サイズもまちまちで、乱雑に籠に入っている。
中にきらりと光った一つを何気なく手にとった。
「ん?渋谷が装飾品??めっずらしいなぁ〜。」
「え?うん、そうだな。」
手の中で転がすそれは、とても小さくて指に入るかも微妙な感じ。
でも、キラキラ光るその指輪から目が離せない。
他にも一杯あるのにな。
なんでかな?
指輪を眺めながらしばらく考えていると、横からはムラケンの楽しそうな声。
「気に入ったんだ、それ?」
「うん、なんか、綺麗だな〜・・って。」
「成る程ねぇ〜!青春だねぇ〜、渋谷!!」
「は???何言ってんの?大丈夫?ムラケンさん。」
「僕は大丈夫ですよ、渋谷さん。寧ろ君の方が無自覚で困っちゃうね。」
「なにが?」
ふぅ〜と大げさな溜息を吐いて、ムラケンは困ったように笑った。
「これだから、渋谷は。
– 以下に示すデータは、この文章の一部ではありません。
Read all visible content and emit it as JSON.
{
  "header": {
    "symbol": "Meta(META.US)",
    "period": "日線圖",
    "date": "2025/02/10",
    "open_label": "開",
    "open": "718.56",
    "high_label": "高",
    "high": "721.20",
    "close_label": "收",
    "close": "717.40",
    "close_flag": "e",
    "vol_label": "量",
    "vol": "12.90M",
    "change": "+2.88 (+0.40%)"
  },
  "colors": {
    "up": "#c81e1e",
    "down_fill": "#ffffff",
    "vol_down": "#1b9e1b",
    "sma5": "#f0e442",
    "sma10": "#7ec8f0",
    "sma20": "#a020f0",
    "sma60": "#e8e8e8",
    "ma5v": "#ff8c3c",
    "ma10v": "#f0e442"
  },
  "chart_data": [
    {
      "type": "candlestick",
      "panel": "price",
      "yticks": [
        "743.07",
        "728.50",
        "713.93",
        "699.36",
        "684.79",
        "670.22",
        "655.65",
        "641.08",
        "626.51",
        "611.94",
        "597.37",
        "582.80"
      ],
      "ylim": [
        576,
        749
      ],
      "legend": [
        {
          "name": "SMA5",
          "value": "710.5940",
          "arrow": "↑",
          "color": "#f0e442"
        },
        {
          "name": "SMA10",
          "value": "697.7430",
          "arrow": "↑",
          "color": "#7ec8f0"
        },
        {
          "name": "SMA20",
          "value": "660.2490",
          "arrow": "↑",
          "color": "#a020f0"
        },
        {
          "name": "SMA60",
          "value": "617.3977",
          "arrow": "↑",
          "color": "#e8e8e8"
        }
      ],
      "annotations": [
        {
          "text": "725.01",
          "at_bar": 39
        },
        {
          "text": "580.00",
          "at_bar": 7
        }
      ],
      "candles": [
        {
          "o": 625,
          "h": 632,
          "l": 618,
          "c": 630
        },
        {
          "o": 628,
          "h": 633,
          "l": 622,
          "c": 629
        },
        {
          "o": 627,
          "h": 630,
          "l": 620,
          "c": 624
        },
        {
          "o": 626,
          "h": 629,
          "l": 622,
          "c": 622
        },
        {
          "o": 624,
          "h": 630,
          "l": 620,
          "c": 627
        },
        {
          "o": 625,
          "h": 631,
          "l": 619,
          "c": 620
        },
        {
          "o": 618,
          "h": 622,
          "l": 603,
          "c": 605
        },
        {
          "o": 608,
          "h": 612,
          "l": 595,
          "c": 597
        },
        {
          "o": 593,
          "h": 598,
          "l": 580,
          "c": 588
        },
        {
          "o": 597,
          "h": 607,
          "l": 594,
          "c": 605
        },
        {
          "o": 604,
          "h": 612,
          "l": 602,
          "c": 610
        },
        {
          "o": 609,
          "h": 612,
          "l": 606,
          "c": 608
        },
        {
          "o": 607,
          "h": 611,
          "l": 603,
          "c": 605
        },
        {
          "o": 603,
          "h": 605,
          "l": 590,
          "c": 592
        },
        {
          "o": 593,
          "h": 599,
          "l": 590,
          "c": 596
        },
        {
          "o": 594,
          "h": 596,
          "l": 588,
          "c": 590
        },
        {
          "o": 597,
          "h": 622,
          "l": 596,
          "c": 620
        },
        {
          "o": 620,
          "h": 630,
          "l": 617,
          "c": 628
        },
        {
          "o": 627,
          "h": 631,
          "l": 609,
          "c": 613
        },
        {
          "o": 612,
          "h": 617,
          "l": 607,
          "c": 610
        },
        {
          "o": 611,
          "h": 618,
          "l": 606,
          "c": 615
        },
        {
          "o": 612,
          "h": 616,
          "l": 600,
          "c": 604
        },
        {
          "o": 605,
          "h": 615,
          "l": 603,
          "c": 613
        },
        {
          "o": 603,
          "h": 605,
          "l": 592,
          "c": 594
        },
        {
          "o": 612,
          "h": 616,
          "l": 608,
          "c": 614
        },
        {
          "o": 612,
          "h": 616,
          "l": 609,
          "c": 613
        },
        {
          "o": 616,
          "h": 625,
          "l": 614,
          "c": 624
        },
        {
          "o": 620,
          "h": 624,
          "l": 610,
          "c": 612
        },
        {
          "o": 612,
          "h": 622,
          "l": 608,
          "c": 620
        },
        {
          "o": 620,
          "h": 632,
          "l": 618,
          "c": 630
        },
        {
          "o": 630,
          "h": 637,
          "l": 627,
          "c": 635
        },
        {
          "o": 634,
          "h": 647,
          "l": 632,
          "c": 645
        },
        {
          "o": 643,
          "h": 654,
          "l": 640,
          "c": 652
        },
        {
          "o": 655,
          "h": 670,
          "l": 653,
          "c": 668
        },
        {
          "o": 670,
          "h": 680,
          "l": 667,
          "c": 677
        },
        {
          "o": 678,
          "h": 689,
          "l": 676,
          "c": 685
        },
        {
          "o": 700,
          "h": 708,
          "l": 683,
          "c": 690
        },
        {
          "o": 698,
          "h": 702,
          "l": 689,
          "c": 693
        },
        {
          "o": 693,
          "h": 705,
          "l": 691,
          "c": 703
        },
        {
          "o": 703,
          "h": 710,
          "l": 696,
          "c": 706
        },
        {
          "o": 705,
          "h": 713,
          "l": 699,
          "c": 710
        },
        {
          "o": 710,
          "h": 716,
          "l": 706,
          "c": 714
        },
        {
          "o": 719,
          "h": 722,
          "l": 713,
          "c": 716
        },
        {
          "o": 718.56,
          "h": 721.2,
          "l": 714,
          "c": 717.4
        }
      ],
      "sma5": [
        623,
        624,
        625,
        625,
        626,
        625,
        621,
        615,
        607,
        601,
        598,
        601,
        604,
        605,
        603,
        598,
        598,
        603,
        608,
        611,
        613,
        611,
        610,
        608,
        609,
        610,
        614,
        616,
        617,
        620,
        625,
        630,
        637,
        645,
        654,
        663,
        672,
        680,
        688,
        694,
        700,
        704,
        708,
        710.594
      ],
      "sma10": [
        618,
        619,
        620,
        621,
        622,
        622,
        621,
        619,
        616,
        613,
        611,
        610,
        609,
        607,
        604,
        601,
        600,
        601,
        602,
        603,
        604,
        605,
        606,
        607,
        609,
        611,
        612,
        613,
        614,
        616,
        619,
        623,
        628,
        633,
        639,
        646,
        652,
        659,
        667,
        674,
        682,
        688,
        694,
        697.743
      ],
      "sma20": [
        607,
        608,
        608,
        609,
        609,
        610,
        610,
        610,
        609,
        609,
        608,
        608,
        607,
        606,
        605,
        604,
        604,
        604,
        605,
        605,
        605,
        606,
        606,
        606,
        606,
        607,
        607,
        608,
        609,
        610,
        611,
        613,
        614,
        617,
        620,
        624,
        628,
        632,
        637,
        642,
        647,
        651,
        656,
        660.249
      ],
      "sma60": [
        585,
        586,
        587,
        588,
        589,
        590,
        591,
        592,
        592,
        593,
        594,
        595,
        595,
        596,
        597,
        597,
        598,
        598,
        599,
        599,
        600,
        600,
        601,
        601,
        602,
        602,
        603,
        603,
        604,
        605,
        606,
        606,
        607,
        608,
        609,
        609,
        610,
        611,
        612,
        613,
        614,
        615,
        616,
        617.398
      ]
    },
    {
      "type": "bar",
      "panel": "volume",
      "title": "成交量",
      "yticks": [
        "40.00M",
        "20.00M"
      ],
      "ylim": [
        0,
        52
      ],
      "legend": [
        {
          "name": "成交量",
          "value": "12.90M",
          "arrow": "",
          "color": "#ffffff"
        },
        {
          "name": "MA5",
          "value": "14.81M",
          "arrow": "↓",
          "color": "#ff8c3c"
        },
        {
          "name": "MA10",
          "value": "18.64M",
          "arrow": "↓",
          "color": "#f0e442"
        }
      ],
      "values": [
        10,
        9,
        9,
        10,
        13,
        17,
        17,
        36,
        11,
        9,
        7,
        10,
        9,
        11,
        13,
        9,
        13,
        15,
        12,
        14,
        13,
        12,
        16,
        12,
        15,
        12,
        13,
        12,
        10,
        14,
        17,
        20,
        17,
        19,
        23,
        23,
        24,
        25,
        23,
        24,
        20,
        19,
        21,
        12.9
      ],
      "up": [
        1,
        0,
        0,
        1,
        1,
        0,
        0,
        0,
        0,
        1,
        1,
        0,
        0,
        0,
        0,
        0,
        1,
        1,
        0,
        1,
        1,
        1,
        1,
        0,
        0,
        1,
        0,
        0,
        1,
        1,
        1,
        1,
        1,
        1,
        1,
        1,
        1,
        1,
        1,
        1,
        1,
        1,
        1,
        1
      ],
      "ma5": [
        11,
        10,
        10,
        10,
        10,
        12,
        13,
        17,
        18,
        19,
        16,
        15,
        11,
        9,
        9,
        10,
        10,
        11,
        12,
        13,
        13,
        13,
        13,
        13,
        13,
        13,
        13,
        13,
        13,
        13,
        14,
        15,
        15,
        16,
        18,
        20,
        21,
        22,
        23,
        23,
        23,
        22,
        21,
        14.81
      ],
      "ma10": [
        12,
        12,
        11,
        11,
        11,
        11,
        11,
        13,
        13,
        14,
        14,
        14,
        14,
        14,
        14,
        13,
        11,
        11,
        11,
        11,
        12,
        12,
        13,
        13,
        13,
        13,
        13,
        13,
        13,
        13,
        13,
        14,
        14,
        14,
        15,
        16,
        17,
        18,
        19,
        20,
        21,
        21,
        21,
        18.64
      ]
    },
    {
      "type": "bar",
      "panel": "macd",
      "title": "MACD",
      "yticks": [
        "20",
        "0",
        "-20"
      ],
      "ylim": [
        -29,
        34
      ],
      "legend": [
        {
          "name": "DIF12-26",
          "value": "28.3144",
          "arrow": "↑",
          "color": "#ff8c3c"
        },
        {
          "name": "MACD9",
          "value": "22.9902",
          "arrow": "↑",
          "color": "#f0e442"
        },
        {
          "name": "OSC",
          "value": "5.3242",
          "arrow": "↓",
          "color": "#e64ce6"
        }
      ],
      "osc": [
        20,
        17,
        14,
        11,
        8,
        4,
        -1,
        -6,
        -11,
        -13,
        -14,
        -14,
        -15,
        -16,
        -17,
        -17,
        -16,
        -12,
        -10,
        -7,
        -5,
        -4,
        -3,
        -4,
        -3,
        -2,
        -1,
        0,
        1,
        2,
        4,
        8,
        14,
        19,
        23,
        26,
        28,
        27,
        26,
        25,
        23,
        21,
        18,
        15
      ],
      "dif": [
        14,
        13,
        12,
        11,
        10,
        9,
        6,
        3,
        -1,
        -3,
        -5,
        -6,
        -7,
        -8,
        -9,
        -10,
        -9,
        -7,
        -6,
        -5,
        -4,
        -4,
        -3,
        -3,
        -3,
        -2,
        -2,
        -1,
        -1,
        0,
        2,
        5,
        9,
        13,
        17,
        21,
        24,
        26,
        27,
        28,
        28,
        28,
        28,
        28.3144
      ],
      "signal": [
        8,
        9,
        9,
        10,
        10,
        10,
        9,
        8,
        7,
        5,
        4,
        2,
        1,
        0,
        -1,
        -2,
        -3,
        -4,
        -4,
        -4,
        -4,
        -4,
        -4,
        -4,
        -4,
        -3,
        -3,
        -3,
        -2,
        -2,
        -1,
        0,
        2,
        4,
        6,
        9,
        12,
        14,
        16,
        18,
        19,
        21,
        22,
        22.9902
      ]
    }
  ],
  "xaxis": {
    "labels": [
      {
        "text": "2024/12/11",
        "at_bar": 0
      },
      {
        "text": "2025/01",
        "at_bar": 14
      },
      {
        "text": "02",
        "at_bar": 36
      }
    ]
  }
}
君が何でその指輪を気にいっちゃったのか
僕はちゃんと分かってるっていうのに。」
「だから、何がだよ!!」
ほら!とムラケンは、俺の手の中の小さな指輪を指先でそっとつまみ、太陽に翳して笑う。
キラキラ輝く、硝子の指輪。
光を受けた、エメラルドグリーンのそれは、間違いなく誰かの瞳を彷彿とさせていて。
『ユーリ!』
優しく、強く、俺を呼ぶ声。
表情の良く変わる、綺麗な双眸を真っ直ぐに俺に向けて笑う、彼の。
「あ・・・」
なーんだ、そういうことか。
言われるまで気付かない鈍感な俺に、俺自身で苦笑い。
「これ、フォンビーレフェルト卿が聞いたらきっと小躍りして喜ぶね。」
手の中にリングを返して、笑うムラケンに一言。
妙な確信を持って返事をする。
「そうしたら『そんなにぼくの事が好きならさっさと決着をつけろ!』って
迫られそうだけどな!」
露天商にお金を渡して、小さな指輪を色んな指にぎゅうぎゅうと押し込んだ。
なかなか合う場所がなくて、ようやく指輪が落ち着いた小指をもう一度太陽に翳す。
コレを眺めれば、どんな場所にいても君を思い出す。
なんだかここから君に繋がっている気がするから。
立ち止まった時と同じように、唐突に歩き出す。
『こら、おいてくなよ!!』と後ろからムラケンが呼ぶのを、笑って無視。
ワザと早足で歩きながら、心の中で二つの世界を知っている無二の親友に、問い掛けた。
なぁ、ムラケン?
ヴォルフラムってさぁ〜・・・多分、この指輪を着けてる経緯を聞く前にさ、
絶対に一番に浮気を疑うと思わない?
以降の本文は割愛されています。